The workshop created shared evidence base and a jointly developed framework for action, helping partners move beyond individual organisational perspectives towards a collective understanding of rough sleeping as a whole-system and public health issue. It also strengthened the role of lived experience in local system planning, with people who had experienced rough sleeping contributing directly alongside practitioners, commissioners and strategic leads.

Feedback collated after the workshop indicated that most participants found the session very useful and valued the opportunity for collaborative, cross-sector discussion.

The findings and recommendations have since been shared through local governance routes, including the Health and Wellbeing Board and the Place Partnership Board, where their use by the Communities Department within the Place Services directorate to inform the council’s emerging Homelessness strategy was accepted and approved. This supports wider visibility and accountability and helps ensure future plans are grounded in local data, lived experience, research evidence, best practice and the priorities identified by partners across the system.
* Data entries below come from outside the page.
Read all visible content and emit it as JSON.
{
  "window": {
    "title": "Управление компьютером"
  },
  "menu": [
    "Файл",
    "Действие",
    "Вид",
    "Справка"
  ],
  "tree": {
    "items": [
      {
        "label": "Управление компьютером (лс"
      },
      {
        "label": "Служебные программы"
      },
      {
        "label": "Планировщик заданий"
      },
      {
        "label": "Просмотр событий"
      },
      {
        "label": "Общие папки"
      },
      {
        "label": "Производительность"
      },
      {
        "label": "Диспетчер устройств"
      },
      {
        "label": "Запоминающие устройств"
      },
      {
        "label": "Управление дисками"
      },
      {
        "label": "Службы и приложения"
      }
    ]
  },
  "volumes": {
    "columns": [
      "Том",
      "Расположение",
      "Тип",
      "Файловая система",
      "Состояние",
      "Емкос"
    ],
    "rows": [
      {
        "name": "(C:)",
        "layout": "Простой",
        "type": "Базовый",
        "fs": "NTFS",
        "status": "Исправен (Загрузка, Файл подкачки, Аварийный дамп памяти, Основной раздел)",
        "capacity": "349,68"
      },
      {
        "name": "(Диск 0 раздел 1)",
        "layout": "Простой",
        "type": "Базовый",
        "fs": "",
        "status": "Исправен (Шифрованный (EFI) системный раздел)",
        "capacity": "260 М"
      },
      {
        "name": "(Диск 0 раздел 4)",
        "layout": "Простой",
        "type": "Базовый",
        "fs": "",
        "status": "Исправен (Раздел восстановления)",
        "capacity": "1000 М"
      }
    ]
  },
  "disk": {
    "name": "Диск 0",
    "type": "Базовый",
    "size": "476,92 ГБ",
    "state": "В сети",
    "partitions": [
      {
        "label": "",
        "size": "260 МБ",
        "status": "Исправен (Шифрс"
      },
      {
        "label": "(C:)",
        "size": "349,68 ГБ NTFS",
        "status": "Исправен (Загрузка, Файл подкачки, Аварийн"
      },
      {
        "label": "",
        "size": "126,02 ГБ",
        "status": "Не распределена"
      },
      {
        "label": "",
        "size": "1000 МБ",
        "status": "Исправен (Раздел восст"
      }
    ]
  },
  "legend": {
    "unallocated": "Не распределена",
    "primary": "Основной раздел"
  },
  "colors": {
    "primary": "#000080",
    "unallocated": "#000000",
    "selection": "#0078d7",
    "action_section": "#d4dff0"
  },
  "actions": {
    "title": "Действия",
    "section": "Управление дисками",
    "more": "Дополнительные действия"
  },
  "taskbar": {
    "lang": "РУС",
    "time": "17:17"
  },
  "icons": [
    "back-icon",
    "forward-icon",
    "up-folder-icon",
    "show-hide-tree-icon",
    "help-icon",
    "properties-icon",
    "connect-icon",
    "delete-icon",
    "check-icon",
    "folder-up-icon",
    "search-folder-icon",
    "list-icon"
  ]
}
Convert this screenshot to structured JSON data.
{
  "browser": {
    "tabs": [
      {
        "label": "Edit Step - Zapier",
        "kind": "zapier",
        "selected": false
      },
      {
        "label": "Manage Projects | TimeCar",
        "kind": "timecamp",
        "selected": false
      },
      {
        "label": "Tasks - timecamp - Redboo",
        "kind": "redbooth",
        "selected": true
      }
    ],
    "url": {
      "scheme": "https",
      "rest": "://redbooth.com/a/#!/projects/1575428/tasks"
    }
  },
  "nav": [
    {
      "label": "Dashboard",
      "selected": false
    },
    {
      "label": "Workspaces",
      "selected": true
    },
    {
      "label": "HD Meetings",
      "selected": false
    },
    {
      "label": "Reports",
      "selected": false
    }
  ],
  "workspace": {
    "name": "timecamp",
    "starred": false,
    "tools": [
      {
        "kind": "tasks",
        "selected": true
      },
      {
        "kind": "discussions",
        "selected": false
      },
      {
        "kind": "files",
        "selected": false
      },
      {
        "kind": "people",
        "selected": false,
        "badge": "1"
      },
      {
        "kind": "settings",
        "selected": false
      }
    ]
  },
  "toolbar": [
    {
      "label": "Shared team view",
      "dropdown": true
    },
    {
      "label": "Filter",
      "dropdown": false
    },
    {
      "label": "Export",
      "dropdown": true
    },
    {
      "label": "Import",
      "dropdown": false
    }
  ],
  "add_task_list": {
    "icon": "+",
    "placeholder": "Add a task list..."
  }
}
What other councils can learn

Complex issues such as rough sleeping require a shared understanding before shared action can be agreed. Bringing partners together around local data, lived experience, research evidence and examples of best practice helped create a common picture of the problem and a clearer basis for prioritising action.

A similar approach should involve strategic leaders, frontline practitioners, commissioners, voluntary and community sector partners, and people with lived experience. This helps ensure recommendations are grounded in both system-level understanding and practical realities.

Transition points such as hospital discharge, release from custody, leaving care or supported accommodation, and relationship or family breakdown should be a key focus. These are moments when people can fall through gaps in support, so strengthening planning and coordination at these points is essential to preventing rough sleeping.

Lived experience should remain central throughout the process. The panel reinforced that rough sleeping is rarely driven by housing alone, and that stigma, trauma, unmet health needs and difficult-to-navigate systems can all prevent people from accessing help at the point they need it most.